-
jbk
hrm.. is there a way to set the signal sent to a parent when a whild process dies? (e.g. equiv of freebsd procctl(P_PID, -, PROC_DEATHSIG_CTL, ..) or linux prctl(PR_SET_PDEATHSIG, xxx) ?
-
jbk
maybe something with contracts?
-
jbk
err i have that backwards.. want child to get signal when parent dies
-
denk
as a variant: register via atexit() a function to send a signal to the children
-
sommerfeld
jbk: contract should work though I believe you'd get the notification via a fd rather than a signal. A child could also potentially poll with getppid()
-
igork
hi all, i have no perms for review. i'm interested in why my pers was removed
-
igork
*permissions
-
sommerfeld
igork: you asked that question about two days ago - did you see jbk's response to you? (have you tried signing in again?)
-
igork
sommerfeld: yes, i saw, and i tried his proposed solution - it is not working
-
daleg
-
igork
i saw some removed of my +1 to richlowe changes with sparc updates by jclulow and after that i have no perms for review on tsoome changes too
-
igork
jbk: thanks for your proposal but it is not working me for review, i have no permissions and i have no ideas - why ?
-
andyf
daleg - yes illumos 16373 (fenix).
-
fenix
BUG 16373: ena network interface occasionally hangs (In Progress)
-
fenix
-
andyf
That is the same - just you ran something like `dladm` or something else that tried to send an admin command after it hung.
-
andyf
I have implemented reset for the driver, which lets it get over that bump but don't know the root cause yet.
-
daleg
andyf: thanks. alright. I have some crash dumps, but have not hit upon a way to reliably reproduce this.
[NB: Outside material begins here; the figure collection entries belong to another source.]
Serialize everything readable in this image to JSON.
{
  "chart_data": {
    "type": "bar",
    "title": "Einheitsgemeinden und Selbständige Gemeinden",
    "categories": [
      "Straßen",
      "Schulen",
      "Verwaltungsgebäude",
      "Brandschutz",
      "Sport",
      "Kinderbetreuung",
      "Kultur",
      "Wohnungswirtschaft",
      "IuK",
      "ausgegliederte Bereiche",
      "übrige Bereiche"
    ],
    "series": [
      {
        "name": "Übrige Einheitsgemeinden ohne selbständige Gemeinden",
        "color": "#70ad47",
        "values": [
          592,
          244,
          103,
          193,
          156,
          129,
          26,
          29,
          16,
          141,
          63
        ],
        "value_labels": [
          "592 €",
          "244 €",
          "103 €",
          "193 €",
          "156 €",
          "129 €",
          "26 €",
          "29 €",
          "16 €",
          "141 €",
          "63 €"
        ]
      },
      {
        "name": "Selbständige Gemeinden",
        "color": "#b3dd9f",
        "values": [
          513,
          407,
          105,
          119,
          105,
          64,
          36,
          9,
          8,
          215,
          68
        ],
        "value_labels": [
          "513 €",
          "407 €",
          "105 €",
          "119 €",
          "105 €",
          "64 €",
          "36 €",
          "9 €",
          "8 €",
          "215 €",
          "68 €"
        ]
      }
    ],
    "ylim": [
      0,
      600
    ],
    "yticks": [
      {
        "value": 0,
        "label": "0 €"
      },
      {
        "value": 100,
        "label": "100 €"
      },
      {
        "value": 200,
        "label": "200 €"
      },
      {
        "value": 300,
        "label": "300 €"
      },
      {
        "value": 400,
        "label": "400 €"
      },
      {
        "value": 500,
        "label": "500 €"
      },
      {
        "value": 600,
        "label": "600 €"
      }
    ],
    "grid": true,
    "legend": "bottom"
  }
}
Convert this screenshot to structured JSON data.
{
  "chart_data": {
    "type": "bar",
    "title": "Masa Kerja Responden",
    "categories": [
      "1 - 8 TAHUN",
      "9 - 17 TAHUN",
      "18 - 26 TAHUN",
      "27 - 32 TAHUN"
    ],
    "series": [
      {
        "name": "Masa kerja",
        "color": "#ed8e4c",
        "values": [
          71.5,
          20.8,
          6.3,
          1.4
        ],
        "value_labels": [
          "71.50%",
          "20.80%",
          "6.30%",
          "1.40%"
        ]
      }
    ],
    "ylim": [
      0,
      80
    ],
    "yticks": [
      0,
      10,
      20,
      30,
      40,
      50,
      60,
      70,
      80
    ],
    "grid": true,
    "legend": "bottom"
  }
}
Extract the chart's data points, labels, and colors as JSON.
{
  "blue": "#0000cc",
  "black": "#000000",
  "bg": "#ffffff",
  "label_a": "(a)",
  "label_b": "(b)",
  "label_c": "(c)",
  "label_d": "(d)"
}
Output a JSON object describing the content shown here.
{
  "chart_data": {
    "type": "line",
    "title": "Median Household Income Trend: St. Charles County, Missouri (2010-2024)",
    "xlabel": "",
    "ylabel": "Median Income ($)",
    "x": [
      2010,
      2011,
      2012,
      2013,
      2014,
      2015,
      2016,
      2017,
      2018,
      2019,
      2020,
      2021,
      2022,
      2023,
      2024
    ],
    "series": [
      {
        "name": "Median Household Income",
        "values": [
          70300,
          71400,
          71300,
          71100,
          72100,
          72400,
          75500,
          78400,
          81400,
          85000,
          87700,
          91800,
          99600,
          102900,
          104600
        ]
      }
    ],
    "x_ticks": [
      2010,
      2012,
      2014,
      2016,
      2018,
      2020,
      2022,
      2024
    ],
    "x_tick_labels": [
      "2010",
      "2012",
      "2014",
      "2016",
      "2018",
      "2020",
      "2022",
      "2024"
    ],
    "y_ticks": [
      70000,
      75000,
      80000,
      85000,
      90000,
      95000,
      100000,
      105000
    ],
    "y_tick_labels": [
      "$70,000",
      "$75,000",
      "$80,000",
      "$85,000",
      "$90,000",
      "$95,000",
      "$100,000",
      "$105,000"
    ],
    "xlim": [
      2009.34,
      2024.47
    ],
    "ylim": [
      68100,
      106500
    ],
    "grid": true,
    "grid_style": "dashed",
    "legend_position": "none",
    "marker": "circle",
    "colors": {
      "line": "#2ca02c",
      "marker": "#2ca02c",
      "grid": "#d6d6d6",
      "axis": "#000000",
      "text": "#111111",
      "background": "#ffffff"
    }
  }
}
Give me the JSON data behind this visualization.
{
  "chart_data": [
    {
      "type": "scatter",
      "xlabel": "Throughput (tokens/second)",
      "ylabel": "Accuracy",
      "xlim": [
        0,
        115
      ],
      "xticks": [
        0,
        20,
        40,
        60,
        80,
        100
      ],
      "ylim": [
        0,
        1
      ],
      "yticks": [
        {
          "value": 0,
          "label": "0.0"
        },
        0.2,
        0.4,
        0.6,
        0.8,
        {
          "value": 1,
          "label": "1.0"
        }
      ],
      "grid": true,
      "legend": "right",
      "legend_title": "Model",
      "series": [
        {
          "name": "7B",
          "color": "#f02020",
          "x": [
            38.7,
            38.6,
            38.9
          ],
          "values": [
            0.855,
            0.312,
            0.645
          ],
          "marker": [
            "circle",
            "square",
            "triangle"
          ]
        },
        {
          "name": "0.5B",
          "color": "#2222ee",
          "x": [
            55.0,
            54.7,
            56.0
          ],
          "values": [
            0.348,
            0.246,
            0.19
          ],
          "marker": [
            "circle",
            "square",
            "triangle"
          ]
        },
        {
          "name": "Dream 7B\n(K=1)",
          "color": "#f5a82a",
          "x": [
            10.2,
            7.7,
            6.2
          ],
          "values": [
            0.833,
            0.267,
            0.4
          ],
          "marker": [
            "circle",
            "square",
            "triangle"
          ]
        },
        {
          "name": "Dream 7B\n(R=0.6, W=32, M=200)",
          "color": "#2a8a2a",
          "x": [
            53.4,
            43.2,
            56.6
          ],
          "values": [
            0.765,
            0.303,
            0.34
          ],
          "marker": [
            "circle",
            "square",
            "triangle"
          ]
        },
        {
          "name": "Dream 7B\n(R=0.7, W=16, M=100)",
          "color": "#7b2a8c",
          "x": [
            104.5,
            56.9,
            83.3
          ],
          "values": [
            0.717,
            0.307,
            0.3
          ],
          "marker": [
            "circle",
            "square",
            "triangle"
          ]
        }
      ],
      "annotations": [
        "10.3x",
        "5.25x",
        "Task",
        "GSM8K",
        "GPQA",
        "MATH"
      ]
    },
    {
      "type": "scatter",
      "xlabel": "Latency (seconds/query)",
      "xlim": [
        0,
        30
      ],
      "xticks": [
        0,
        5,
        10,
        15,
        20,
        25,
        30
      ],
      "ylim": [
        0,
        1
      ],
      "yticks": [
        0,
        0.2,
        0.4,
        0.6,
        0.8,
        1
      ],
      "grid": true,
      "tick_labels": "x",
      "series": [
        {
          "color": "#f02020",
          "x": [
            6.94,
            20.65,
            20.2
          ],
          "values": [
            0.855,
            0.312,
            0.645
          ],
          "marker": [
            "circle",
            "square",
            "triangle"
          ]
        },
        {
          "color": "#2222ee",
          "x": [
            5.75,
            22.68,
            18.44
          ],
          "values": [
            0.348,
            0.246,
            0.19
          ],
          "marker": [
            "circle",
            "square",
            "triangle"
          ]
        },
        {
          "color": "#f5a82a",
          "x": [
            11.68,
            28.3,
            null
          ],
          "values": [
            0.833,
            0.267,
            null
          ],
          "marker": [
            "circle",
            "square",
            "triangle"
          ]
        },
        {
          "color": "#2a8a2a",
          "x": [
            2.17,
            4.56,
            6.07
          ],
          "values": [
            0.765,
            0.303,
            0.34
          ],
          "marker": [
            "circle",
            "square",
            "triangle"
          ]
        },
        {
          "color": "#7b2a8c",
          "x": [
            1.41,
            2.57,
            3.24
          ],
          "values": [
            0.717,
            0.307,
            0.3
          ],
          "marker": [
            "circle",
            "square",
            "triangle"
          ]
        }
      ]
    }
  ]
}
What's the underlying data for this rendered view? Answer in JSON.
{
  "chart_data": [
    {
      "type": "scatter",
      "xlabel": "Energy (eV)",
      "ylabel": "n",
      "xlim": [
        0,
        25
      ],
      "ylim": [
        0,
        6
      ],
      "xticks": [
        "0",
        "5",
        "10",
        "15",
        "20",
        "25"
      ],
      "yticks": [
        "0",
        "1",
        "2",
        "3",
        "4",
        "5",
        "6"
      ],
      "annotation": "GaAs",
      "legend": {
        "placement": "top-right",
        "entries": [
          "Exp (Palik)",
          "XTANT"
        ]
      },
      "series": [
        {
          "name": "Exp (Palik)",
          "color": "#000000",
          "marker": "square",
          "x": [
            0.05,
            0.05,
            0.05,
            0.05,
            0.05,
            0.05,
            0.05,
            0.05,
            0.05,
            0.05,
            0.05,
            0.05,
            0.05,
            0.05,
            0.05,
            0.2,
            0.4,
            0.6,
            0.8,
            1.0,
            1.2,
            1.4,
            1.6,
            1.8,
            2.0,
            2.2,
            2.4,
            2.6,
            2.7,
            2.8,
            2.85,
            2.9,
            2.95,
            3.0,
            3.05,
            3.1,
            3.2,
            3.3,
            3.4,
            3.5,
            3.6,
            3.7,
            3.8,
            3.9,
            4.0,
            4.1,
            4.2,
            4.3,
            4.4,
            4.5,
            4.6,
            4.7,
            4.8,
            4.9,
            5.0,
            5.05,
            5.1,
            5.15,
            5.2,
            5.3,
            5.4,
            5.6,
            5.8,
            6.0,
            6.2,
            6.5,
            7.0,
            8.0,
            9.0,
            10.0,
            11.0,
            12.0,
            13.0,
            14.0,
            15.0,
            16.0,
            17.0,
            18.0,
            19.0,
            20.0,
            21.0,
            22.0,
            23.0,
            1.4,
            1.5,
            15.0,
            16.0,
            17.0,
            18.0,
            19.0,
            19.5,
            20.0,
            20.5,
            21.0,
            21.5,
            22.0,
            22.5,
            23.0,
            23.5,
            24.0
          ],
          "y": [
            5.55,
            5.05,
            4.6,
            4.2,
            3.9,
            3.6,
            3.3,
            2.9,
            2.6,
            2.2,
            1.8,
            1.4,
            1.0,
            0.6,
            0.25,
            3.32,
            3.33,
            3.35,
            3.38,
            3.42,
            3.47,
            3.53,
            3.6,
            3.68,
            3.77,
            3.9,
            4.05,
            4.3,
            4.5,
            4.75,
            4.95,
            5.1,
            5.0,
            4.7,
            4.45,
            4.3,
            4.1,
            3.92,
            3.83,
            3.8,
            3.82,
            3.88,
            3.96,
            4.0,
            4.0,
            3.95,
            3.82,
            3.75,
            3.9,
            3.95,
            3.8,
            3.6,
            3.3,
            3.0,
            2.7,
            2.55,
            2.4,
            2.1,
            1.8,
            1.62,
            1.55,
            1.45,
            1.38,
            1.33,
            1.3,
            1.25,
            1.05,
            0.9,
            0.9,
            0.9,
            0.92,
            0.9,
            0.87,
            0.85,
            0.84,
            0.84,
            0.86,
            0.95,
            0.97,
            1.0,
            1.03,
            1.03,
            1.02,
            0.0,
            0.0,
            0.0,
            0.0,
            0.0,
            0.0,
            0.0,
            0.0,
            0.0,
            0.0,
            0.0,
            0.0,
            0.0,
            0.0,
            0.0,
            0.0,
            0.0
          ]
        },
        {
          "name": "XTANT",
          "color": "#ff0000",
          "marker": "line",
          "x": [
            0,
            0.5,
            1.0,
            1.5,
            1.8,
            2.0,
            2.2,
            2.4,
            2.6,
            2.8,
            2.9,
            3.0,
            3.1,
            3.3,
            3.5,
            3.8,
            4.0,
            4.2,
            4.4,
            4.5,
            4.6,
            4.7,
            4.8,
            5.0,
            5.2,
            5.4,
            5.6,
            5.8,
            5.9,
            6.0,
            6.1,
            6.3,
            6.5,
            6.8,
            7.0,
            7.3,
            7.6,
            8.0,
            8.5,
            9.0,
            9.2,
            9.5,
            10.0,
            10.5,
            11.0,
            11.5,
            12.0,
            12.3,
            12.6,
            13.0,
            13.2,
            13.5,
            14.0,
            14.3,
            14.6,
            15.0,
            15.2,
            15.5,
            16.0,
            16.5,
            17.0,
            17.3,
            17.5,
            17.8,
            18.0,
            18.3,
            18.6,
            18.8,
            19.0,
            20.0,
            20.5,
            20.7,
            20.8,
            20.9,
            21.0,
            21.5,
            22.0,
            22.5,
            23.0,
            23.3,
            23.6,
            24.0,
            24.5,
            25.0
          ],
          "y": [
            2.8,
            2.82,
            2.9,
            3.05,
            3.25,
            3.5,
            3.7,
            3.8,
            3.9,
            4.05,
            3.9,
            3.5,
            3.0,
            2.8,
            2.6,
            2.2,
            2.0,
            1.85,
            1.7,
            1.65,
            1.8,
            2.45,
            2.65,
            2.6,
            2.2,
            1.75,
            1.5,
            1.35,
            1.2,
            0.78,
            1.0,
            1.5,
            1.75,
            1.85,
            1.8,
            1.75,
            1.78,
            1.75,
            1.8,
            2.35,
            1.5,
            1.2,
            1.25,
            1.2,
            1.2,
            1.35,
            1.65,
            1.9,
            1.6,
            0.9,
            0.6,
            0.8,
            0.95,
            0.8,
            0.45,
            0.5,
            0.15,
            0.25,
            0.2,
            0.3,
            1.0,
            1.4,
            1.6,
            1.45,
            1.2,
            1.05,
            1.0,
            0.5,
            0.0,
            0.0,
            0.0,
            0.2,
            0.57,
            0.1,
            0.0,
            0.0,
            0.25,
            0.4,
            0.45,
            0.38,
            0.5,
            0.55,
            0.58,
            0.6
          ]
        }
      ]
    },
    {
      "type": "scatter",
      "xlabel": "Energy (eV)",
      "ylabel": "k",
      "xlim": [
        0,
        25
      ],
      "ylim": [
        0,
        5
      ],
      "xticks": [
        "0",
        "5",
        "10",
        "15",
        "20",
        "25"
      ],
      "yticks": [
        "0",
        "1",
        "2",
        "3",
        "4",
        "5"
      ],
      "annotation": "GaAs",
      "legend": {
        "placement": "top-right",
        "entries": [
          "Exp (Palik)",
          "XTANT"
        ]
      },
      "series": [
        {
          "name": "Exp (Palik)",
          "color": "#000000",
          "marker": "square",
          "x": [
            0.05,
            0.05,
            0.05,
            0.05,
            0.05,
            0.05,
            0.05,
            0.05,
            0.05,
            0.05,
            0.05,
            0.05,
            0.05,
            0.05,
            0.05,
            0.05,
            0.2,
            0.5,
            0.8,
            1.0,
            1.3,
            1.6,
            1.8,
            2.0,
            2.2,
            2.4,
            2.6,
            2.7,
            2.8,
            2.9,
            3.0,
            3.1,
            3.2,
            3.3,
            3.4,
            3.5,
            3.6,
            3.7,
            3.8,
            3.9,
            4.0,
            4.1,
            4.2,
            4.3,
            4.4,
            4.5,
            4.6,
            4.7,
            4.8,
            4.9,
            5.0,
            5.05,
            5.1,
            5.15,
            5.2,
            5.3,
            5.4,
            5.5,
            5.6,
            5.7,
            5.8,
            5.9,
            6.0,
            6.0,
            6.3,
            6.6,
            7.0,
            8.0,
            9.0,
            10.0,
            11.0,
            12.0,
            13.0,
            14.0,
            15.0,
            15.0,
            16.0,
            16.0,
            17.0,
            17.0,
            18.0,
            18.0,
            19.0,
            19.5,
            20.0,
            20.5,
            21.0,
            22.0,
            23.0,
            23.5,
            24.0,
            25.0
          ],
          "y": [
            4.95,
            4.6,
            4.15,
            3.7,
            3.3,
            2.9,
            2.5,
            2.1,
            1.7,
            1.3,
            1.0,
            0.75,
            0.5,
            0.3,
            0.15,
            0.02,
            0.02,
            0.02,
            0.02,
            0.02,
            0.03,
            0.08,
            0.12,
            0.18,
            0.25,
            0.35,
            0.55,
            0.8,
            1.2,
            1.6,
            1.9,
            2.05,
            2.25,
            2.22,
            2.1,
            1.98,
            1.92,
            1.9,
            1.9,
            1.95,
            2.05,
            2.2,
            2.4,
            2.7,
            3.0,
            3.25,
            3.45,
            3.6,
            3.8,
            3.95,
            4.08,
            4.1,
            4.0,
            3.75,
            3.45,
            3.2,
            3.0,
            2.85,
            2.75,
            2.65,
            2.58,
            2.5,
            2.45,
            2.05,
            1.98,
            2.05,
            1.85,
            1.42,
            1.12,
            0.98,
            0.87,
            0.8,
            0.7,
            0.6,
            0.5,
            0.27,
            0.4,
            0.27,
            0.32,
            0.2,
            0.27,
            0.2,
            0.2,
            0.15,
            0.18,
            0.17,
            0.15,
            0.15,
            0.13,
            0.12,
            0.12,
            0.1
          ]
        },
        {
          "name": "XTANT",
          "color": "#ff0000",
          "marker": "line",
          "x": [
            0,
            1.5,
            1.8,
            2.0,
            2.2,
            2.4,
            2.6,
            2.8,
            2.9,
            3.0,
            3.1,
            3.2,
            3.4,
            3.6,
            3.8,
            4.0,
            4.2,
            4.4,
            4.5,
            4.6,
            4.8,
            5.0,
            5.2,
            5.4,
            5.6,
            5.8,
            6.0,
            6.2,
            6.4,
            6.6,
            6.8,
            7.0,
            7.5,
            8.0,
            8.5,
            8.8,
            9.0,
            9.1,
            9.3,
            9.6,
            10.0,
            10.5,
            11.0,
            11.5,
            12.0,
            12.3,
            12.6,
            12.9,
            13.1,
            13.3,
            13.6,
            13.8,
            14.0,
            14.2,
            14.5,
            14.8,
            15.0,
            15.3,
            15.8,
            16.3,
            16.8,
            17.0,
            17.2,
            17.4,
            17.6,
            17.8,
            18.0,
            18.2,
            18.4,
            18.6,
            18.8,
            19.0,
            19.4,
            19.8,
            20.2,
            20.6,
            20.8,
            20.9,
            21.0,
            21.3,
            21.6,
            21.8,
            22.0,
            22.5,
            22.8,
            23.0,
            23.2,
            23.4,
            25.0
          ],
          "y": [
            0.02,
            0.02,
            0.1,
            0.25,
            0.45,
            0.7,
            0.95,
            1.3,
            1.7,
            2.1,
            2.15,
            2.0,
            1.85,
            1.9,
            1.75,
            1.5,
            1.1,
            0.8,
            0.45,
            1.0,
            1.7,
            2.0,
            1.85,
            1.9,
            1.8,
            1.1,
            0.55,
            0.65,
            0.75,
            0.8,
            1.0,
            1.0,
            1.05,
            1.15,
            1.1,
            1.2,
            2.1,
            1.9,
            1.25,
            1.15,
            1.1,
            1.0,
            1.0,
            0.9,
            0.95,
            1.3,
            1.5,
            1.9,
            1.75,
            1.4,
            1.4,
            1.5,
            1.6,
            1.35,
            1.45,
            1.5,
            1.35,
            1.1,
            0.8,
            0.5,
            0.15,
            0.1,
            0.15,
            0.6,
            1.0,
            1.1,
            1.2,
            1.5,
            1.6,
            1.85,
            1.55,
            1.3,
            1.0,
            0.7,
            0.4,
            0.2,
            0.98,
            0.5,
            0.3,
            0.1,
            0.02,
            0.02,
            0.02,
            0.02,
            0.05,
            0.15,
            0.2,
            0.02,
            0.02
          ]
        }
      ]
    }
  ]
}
It seems to happen in spates - a few panics and reboots due to this, followed by a long period of it not occurring.
-
andyf
Here's the change that adds reset, and fixes some other bugs -
code.illumos.org/c/illumos-gate/+/3367?usp=search
-
fenix
→ CODE REVIEW 3367: 16391 ena driver could support reset 16392 ena driver async event queue stalls (NEW) |
illumos.org/issues/16391
-
andyf
I could spin a hotfix if you're on omnios. I'm working on finding the root cause but no breakthrough yet.
-
daleg
thanks. I'll try those in a local branch and try some more to get this to happen. It's on bsros, so I'll just do my own local application of the patch and try it.
-
andyf
I have never managed to reproduce it myself in AWS, but some CI runners are hitting it fairly regularly. That patch is getting them to run to completion at least while I work on it.
-
andyf
daleg - what's the instance type? In case it's relevant - I'm mostly testing on m7a.medium
-
daleg
yeah I've been trying to get our nitro story in shape and hit upon this using an m5.large. All seems quite fine otherwise.
-
danmcd
-
danmcd
If anyone here has a modern (Skylake-era or later) Atom processor running any illumos, please contact me.
-
jbk
i'm thinking this is the software trying to use something it shouldn't, but warning on R_AMD64_COPY: file <shlib> <sym>: relocation bound to a symbol with STV_PROTECTED visibility
-
jbk
if i'm wrong, is there something to fix?
-
jbk
(specifically, this is trying to link against pkgsrc libcrypto)
-
jperkin
datapoint: I only see one such error in my bulk builds, and it's with ncmpcpp trying to link against libicuuc.so
-
jbk
annoyingly, i think it's the openssl macros itself that are responsible (still digging)
-
jbk
ex: ASN1_TIME_it
-
gitomat
[illumos-gate] 16311 ps: Inconsistant formatting of options in usage output -- rigzba21 <jonathan.velando01⊙gc>
-
sommerfeld
is that macro part of the published openssl API/ABI? (they've been tightening up on that lately..)
-
jbk
that i'm not sure
-
jbk
though doing some more digging, i guess it's maybe non-fatal (makefiles don't make that clear)
-
jbk
but at least now i have a hopefully working tpm2 binary for testing
-
KungFuJesus
so what on earth is nfsfind?
-
KungFuJesus
and why is it removed nfs.*?
-
KungFuJesus
removing*
-
tsoome
-
KungFuJesus
hmmm, is that necessary? Is there a way to kill it. This particular file system is pretty dense
-
KungFuJesus
lots of files
-
tsoome
those .nfs files are leftovers, so it is good to have cleanup. it is run via root cron, if you do not have nfs service, you can disable it.
-
sommerfeld
KungFuJesus: unix semantics require that you be able to continue doing I/O to an unlinked file that you have open. NFS doesn't allow for that so NFS clients don't unlink open files -- they rename them, instead. And unlink them later, but later may not happen if the client crashes.